Among other luminaries, the leading German legal scholar Rudolf von Jhering taught here in the late 19th century. Otto von Bismarck, "Iron Chancellor" of the second German Empire once studied law here in Göttingen. The former German President Richard von Weizsäcker obtained his Dr.iur. at Göttingen in 1955. Chancellor Gerhard Schröder studied there later in the century and became a lawyer thereafter.
Throughout the 18th century the University of Göttingen was at the top of German universities for its extremely free spirit and atmosphere of scientific exploration and research. Napoleon had even studied law here and remarked that "Göttingen belongs to the whole Europe".
In the first years of the University of Göttingen it became famous for its faculty of law. In the 18th century Johann Stephan Pütter, the most prestigious scholar of public law at that time, taught jus publicum here for half a century, which had attracted a great number of students such as Klemens von Metternich, later diplomat and prime minister of Austria, and Wilhelm von Humboldt, who later set up the University of Berlin.
By 1837, when the university was a hundred years old, the University of Göttingen had earned its fame as "university of law" because almost every year the students enrolled by the faculty of law made up more than half of all the students on the campus. Göttingen became a mecca for the study of public law in Germany. Heinrich Heine, the famous German poet, studied law and was awarded Dr.iur..
However, political disturbances, in which both professors and students were implicated, lowered the attendance to 860 in 1834. The expulsion in 1837 of the famous seven professors – Die Göttingen Seven for protesting against the revocation by King Ernest Augustus I of Hanover of the liberal constitution of 1833, further reduced the prosperity of the university.
Thereafter, Gustav Hugo, forerunner of the historical school of law, and Rudolf von Jhering, a most significant jurist who created the theory of "culpa in contraendo" and wrote Battle for Right, taught here in the 19th century and maintained the good reputation of the faculty of law.

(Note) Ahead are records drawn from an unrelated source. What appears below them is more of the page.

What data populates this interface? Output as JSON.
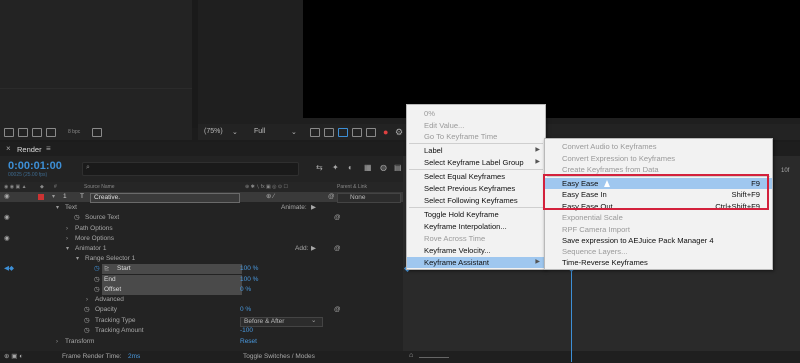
{
  "app": {
    "project_toolbar": {
      "bpc": "8 bpc"
    },
    "comp_toolbar": {
      "zoom": "(75%)",
      "resolution": "Full"
    },
    "timeline": {
      "tab_label": "Render",
      "time": "0:00:01:00",
      "time_sub": "00025 (25.00 fps)",
      "columns": {
        "source_name": "Source Name",
        "parent_link": "Parent & Link"
      },
      "layer": {
        "number": "1",
        "name": "Creative.",
        "parent": "None"
      },
      "rows": {
        "text": "Text",
        "animate_label": "Animate:",
        "source_text": "Source Text",
        "path_options": "Path Options",
        "more_options": "More Options",
        "animator": "Animator 1",
        "add_label": "Add:",
        "range_selector": "Range Selector 1",
        "start": "Start",
        "start_value": "100 %",
        "end": "End",
        "end_value": "100 %",
        "offset": "Offset",
        "offset_value": "0 %",
        "advanced": "Advanced",
        "opacity": "Opacity",
        "opacity_value": "0 %",
        "tracking_type": "Tracking Type",
        "tracking_type_value": "Before & After",
        "tracking_amount": "Tracking Amount",
        "tracking_amount_value": "-100",
        "transform": "Transform",
        "transform_value": "Reset"
      },
      "footer": {
        "render_time_label": "Frame Render Time:",
        "render_time_value": "2ms",
        "toggle": "Toggle Switches / Modes"
      },
      "ruler_end": "10f"
    }
  },
  "context_menu": {
    "items": [
      {
        "label": "0%",
        "disabled": true
      },
      {
        "label": "Edit Value...",
        "disabled": true
      },
      {
        "label": "Go To Keyframe Time",
        "disabled": true
      },
      {
        "label": "Label",
        "submenu": true
      },
      {
        "label": "Select Keyframe Label Group",
        "submenu": true
      },
      {
        "label": "Select Equal Keyframes"
      },
      {
        "label": "Select Previous Keyframes"
      },
      {
        "label": "Select Following Keyframes"
      },
      {
        "label": "Toggle Hold Keyframe"
      },
      {
        "label": "Keyframe Interpolation..."
      },
      {
        "label": "Rove Across Time",
        "disabled": true
      },
      {
        "label": "Keyframe Velocity..."
      },
      {
        "label": "Keyframe Assistant",
        "submenu": true,
        "selected": true
      }
    ]
  },
  "submenu": {
    "items": [
      {
        "label": "Convert Audio to Keyframes",
        "disabled": true
      },
      {
        "label": "Convert Expression to Keyframes",
        "disabled": true
      },
      {
        "label": "Create Keyframes from Data",
        "disabled": true
      },
      {
        "label": "Easy Ease",
        "shortcut": "F9",
        "selected": true
      },
      {
        "label": "Easy Ease In",
        "shortcut": "Shift+F9"
      },
      {
        "label": "Easy Ease Out",
        "shortcut": "Ctrl+Shift+F9"
      },
      {
        "label": "Exponential Scale",
        "disabled": true
      },
      {
        "label": "RPF Camera Import",
        "disabled": true
      },
      {
        "label": "Save expression to AEJuice Pack Manager 4"
      },
      {
        "label": "Sequence Layers...",
        "disabled": true
      },
      {
        "label": "Time-Reverse Keyframes"
      }
    ]
  },
  "colors": {
    "accent_blue": "#3d8fd6",
    "menu_highlight": "#9fc7ef",
    "callout_red": "#d3213c"
  }
}
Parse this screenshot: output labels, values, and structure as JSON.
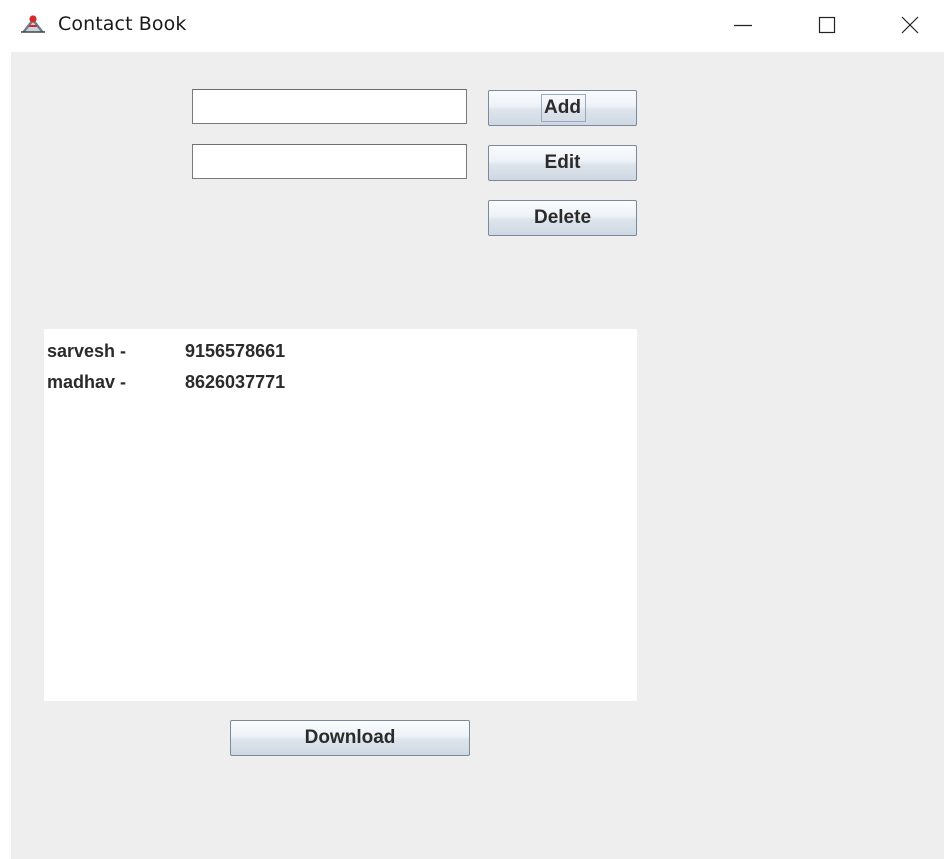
{
  "window": {
    "title": "Contact Book",
    "icon": "java-cup-icon",
    "controls": [
      "minimize-icon",
      "maximize-icon",
      "close-icon"
    ]
  },
  "form": {
    "name_input": {
      "value": "",
      "placeholder": ""
    },
    "phone_input": {
      "value": "",
      "placeholder": ""
    },
    "add_label": "Add",
    "edit_label": "Edit",
    "delete_label": "Delete"
  },
  "contacts": [
    {
      "name": "sarvesh -",
      "number": "9156578661"
    },
    {
      "name": "madhav -",
      "number": "8626037771"
    }
  ],
  "footer": {
    "download_label": "Download"
  },
  "colors": {
    "panel_background": "#eeeeee",
    "button_border": "#7a8a9c",
    "text": "#2b2b2b"
  }
}
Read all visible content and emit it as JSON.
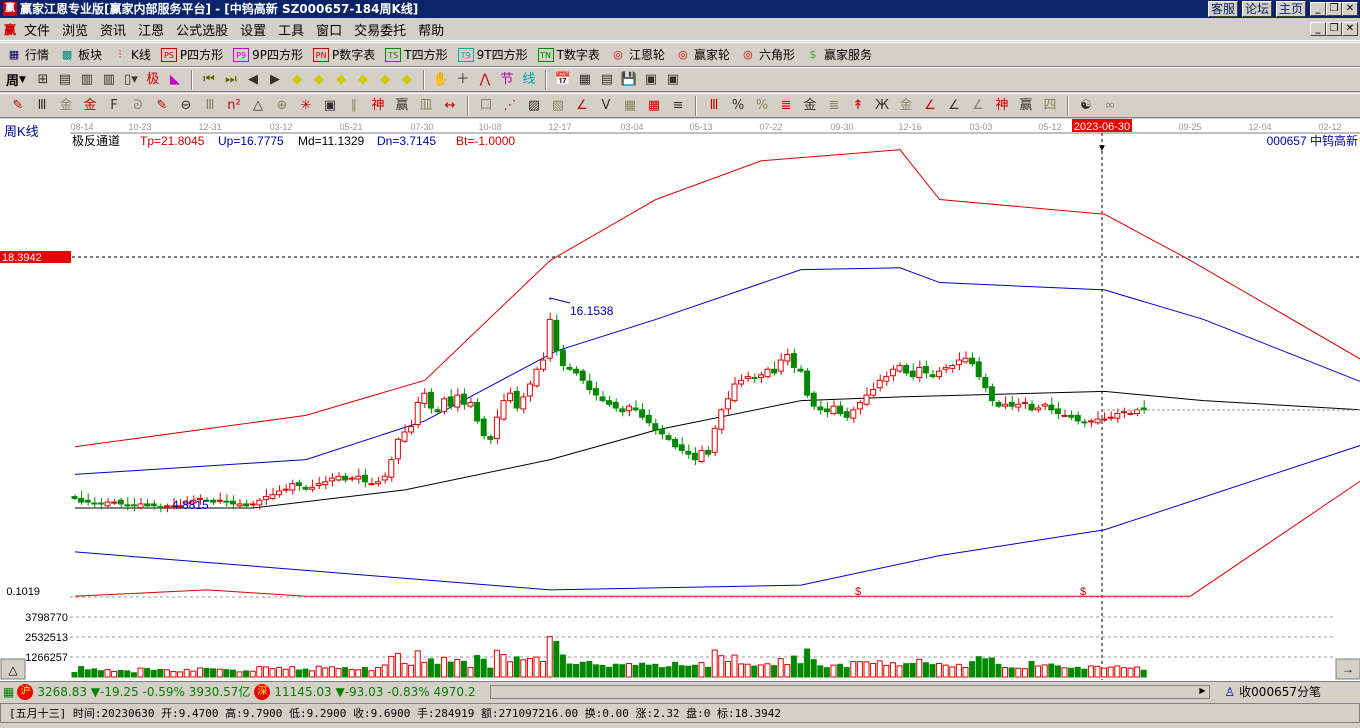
{
  "window": {
    "title": "赢家江恩专业版[赢家内部服务平台] - [中钨高新   SZ000657-184周K线]",
    "logo": "赢",
    "links": [
      "客服",
      "论坛",
      "主页"
    ]
  },
  "menu": [
    "文件",
    "浏览",
    "资讯",
    "江恩",
    "公式选股",
    "设置",
    "工具",
    "窗口",
    "交易委托",
    "帮助"
  ],
  "toolbar1": [
    {
      "icon": "quote-table-icon",
      "label": "行情"
    },
    {
      "icon": "sector-grid-icon",
      "label": "板块"
    },
    {
      "icon": "kline-icon",
      "label": "K线"
    },
    {
      "icon": "ps-box-icon",
      "tag": "PS",
      "label": "P四方形"
    },
    {
      "icon": "p9-box-icon",
      "tag": "P9",
      "label": "9P四方形"
    },
    {
      "icon": "pn-box-icon",
      "tag": "PN",
      "label": "P数字表"
    },
    {
      "icon": "ts-box-icon",
      "tag": "TS",
      "label": "T四方形"
    },
    {
      "icon": "t9-box-icon",
      "tag": "T9",
      "label": "9T四方形"
    },
    {
      "icon": "tn-box-icon",
      "tag": "TN",
      "label": "T数字表"
    },
    {
      "icon": "gann-wheel-icon",
      "label": "江恩轮"
    },
    {
      "icon": "winner-wheel-icon",
      "label": "赢家轮"
    },
    {
      "icon": "hexagon-icon",
      "label": "六角形"
    },
    {
      "icon": "dollar-icon",
      "label": "赢家服务"
    }
  ],
  "toolbar2": {
    "period": "周"
  },
  "chart": {
    "period_label": "周K线",
    "indicator_name": "极反通道",
    "params": {
      "tp": "Tp=21.8045",
      "up": "Up=16.7775",
      "md": "Md=11.1329",
      "dn": "Dn=3.7145",
      "bt": "Bt=-1.0000"
    },
    "stock": "000657  中钨高新",
    "time_ticks": [
      "08-14",
      "10-23",
      "12-31",
      "03-12",
      "05-21",
      "07-30",
      "10-08",
      "12-17",
      "03-04",
      "05-13",
      "07-22",
      "09-30",
      "12-16",
      "03-03",
      "05-12",
      "09-25",
      "12-04",
      "02-12"
    ],
    "cursor_date": "2023-06-30",
    "cursor_price": "18.3942",
    "high_label": "16.1538",
    "low_label": "4.8815",
    "sub_label": "0.1019",
    "vol_ticks": [
      "3798770",
      "2532513",
      "1266257"
    ],
    "dollar_marks": [
      "$",
      "$"
    ]
  },
  "chart_data": {
    "type": "candlestick",
    "closes": [
      5.4,
      5.2,
      5.2,
      5.1,
      5.1,
      5.2,
      5.2,
      5.1,
      5.0,
      5.0,
      5.1,
      5.0,
      5.0,
      4.9,
      5.0,
      5.0,
      5.0,
      5.2,
      5.3,
      5.4,
      5.3,
      5.2,
      5.3,
      5.2,
      5.1,
      5.1,
      5.0,
      5.1,
      5.3,
      5.5,
      5.6,
      5.8,
      5.9,
      6.2,
      6.1,
      5.9,
      6.0,
      6.2,
      6.3,
      6.5,
      6.6,
      6.4,
      6.5,
      6.6,
      6.3,
      6.2,
      6.3,
      6.6,
      7.5,
      8.6,
      9.0,
      9.3,
      10.6,
      11.1,
      10.3,
      10.1,
      10.8,
      10.4,
      11.0,
      10.5,
      10.6,
      9.6,
      8.8,
      8.6,
      9.8,
      10.7,
      11.1,
      10.3,
      10.9,
      11.6,
      12.4,
      12.9,
      15.1,
      13.4,
      12.6,
      12.4,
      12.2,
      11.8,
      11.3,
      11.0,
      10.7,
      10.5,
      10.3,
      10.1,
      10.4,
      10.2,
      9.8,
      9.5,
      9.1,
      8.9,
      8.6,
      8.2,
      8.0,
      7.8,
      7.5,
      8.0,
      7.8,
      9.2,
      10.2,
      10.8,
      11.6,
      11.8,
      12.0,
      11.9,
      12.1,
      12.4,
      12.2,
      12.9,
      13.2,
      12.5,
      12.3,
      11.0,
      10.4,
      10.2,
      10.1,
      10.4,
      10.0,
      9.8,
      10.2,
      10.6,
      11.0,
      11.3,
      11.8,
      12.0,
      12.4,
      12.6,
      12.2,
      12.0,
      12.5,
      12.2,
      12.0,
      12.3,
      12.5,
      12.6,
      12.9,
      13.0,
      12.7,
      12.0,
      11.4,
      10.7,
      10.4,
      10.5,
      10.4,
      10.5,
      10.6,
      10.2,
      10.3,
      10.5,
      10.2,
      10.0,
      9.9,
      9.8,
      9.6,
      9.5,
      9.6,
      9.7,
      9.7,
      9.8,
      10.0,
      10.1,
      10.0,
      10.2,
      10.2
    ],
    "channel": {
      "tp": [
        [
          0,
          8.2
        ],
        [
          35,
          9.9
        ],
        [
          53,
          11.8
        ],
        [
          72,
          18.3
        ],
        [
          88,
          21.6
        ],
        [
          104,
          23.7
        ],
        [
          125,
          24.3
        ],
        [
          131,
          21.6
        ],
        [
          156,
          20.8
        ],
        [
          169,
          18.3
        ],
        [
          195,
          12.9
        ]
      ],
      "up": [
        [
          0,
          6.7
        ],
        [
          35,
          7.5
        ],
        [
          53,
          9.6
        ],
        [
          73,
          13.4
        ],
        [
          88,
          15.1
        ],
        [
          110,
          17.8
        ],
        [
          125,
          17.9
        ],
        [
          131,
          17.1
        ],
        [
          156,
          16.7
        ],
        [
          171,
          15.1
        ],
        [
          195,
          11.7
        ]
      ],
      "md": [
        [
          0,
          4.88
        ],
        [
          27,
          4.88
        ],
        [
          50,
          5.86
        ],
        [
          72,
          7.5
        ],
        [
          88,
          9.1
        ],
        [
          110,
          10.7
        ],
        [
          125,
          10.9
        ],
        [
          156,
          11.2
        ],
        [
          171,
          10.7
        ],
        [
          195,
          10.2
        ]
      ],
      "dn": [
        [
          0,
          2.5
        ],
        [
          35,
          1.5
        ],
        [
          72,
          0.44
        ],
        [
          110,
          0.7
        ],
        [
          131,
          2.3
        ],
        [
          156,
          3.7
        ],
        [
          195,
          8.3
        ]
      ],
      "bt": [
        [
          0,
          0.1
        ],
        [
          20,
          0.44
        ],
        [
          35,
          0.1
        ],
        [
          169,
          0.1
        ],
        [
          195,
          6.4
        ]
      ]
    },
    "ylim": [
      0,
      25
    ],
    "volume_max": 3798770
  },
  "status": {
    "sh_badge": "沪",
    "sh": "3268.83 ▼-19.25 -0.59% 3930.57亿",
    "sz_badge": "深",
    "sz": "11145.03 ▼-93.03 -0.83% 4970.2",
    "right": "收000657分笔",
    "info": "[五月十三] 时间:20230630 开:9.4700 高:9.7900 低:9.2900 收:9.6900 手:284919 额:271097216.00 换:0.00 涨:2.32 盘:0 标:18.3942"
  }
}
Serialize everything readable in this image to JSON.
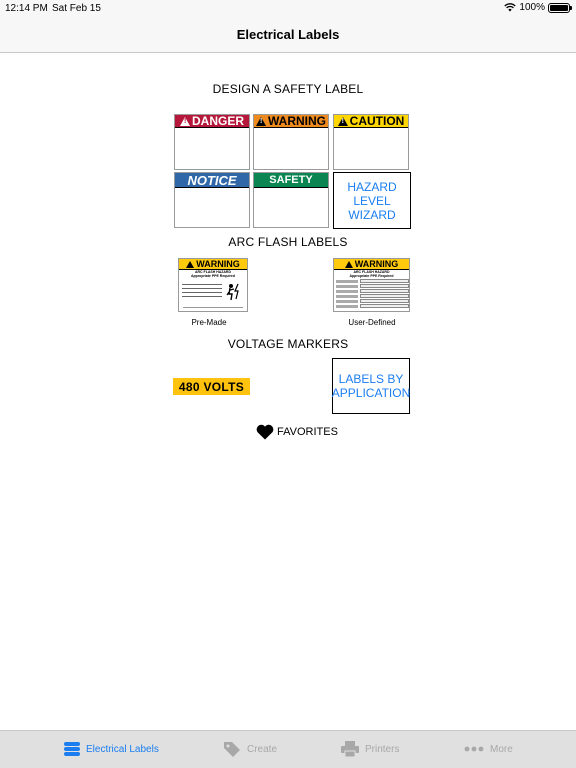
{
  "status_bar": {
    "time": "12:14 PM",
    "date": "Sat Feb 15",
    "battery": "100%",
    "battery_level": 1.0
  },
  "nav": {
    "title": "Electrical Labels"
  },
  "design_section": {
    "title": "DESIGN A SAFETY LABEL",
    "tiles": [
      {
        "label": "DANGER",
        "color": "#b5183a"
      },
      {
        "label": "WARNING",
        "color": "#ee8a1e"
      },
      {
        "label": "CAUTION",
        "color": "#ffd600"
      },
      {
        "label": "NOTICE",
        "color": "#2f67a8"
      },
      {
        "label": "SAFETY",
        "color": "#0b8551"
      }
    ],
    "hazard_wizard": "HAZARD LEVEL WIZARD"
  },
  "arc_section": {
    "title": "ARC FLASH LABELS",
    "premade": {
      "header": "WARNING",
      "sub1": "ARC FLASH HAZARD",
      "sub2": "Appropriate PPE Required",
      "caption": "Pre-Made"
    },
    "user_defined": {
      "header": "WARNING",
      "sub1": "ARC FLASH HAZARD",
      "sub2": "Appropriate PPE Required",
      "caption": "User-Defined"
    }
  },
  "voltage_section": {
    "title": "VOLTAGE MARKERS",
    "volts_label": "480 VOLTS",
    "volts_color": "#ffc20e",
    "labels_by_application": "LABELS BY APPLICATION"
  },
  "favorites": {
    "label": "FAVORITES",
    "icon": "heart-icon"
  },
  "tab_bar": {
    "accent": "#1a7ef0",
    "tabs": [
      {
        "label": "Electrical Labels",
        "icon": "stack-icon",
        "active": true
      },
      {
        "label": "Create",
        "icon": "tag-icon",
        "active": false
      },
      {
        "label": "Printers",
        "icon": "printer-icon",
        "active": false
      },
      {
        "label": "More",
        "icon": "more-dots-icon",
        "active": false
      }
    ]
  }
}
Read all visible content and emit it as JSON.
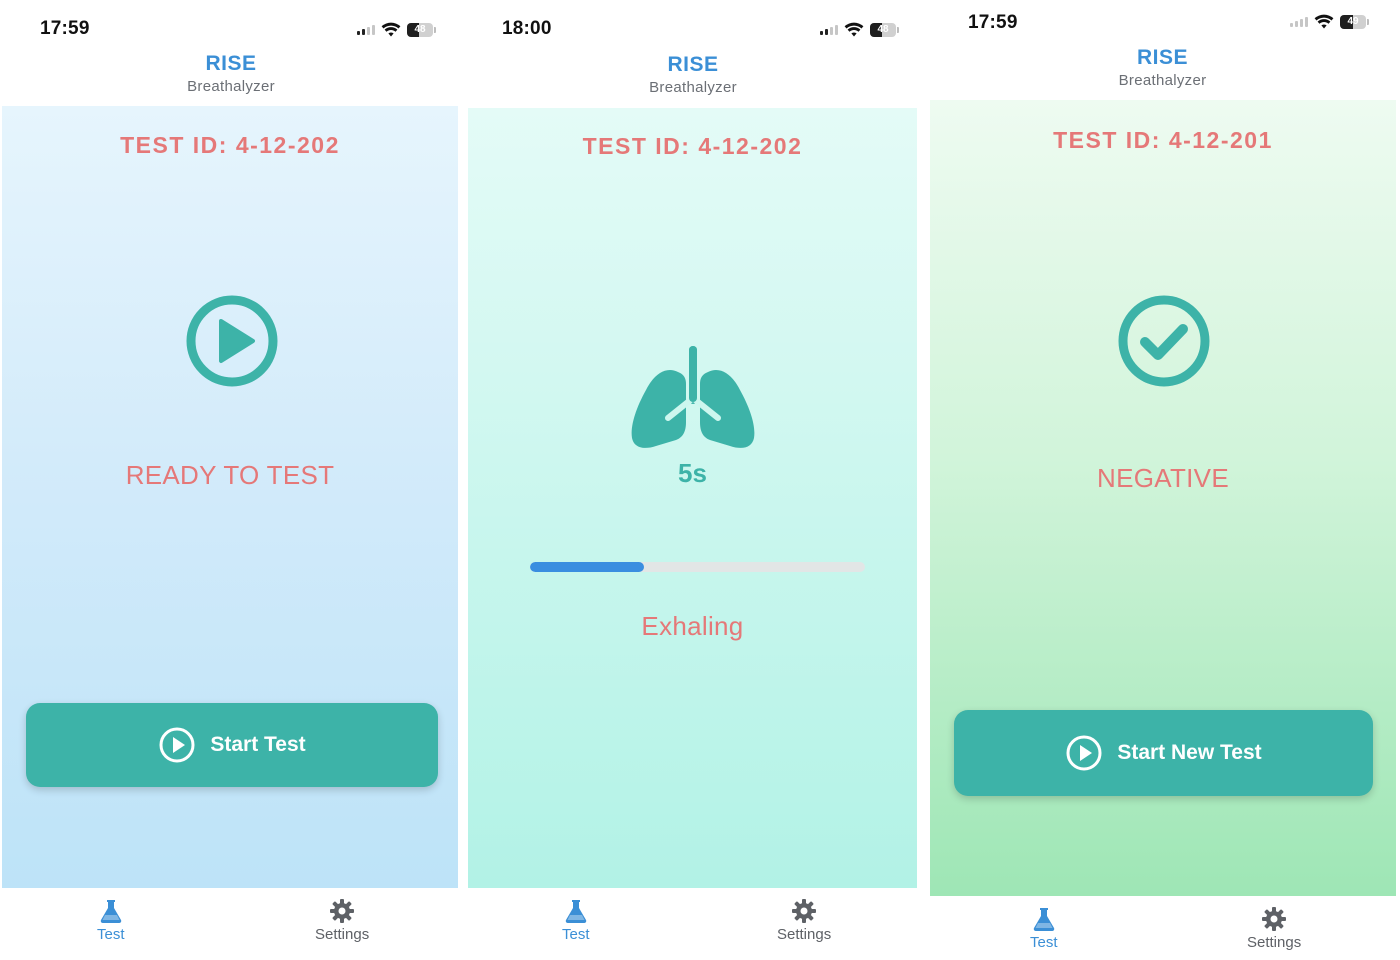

Otto von Bismarck, the main creator and first chancellor of the second German Empire, had also studied law in Göttingen in 1833 and lived in a tiny house on the "Wall" (according to oral tradition, he lived there because his rowdiness had caused him to be banned from living within the city walls), now known as "Bismarck Cottage".
There is one student journal in the field of international law which is published online in English – Goettingen Journal of International Law.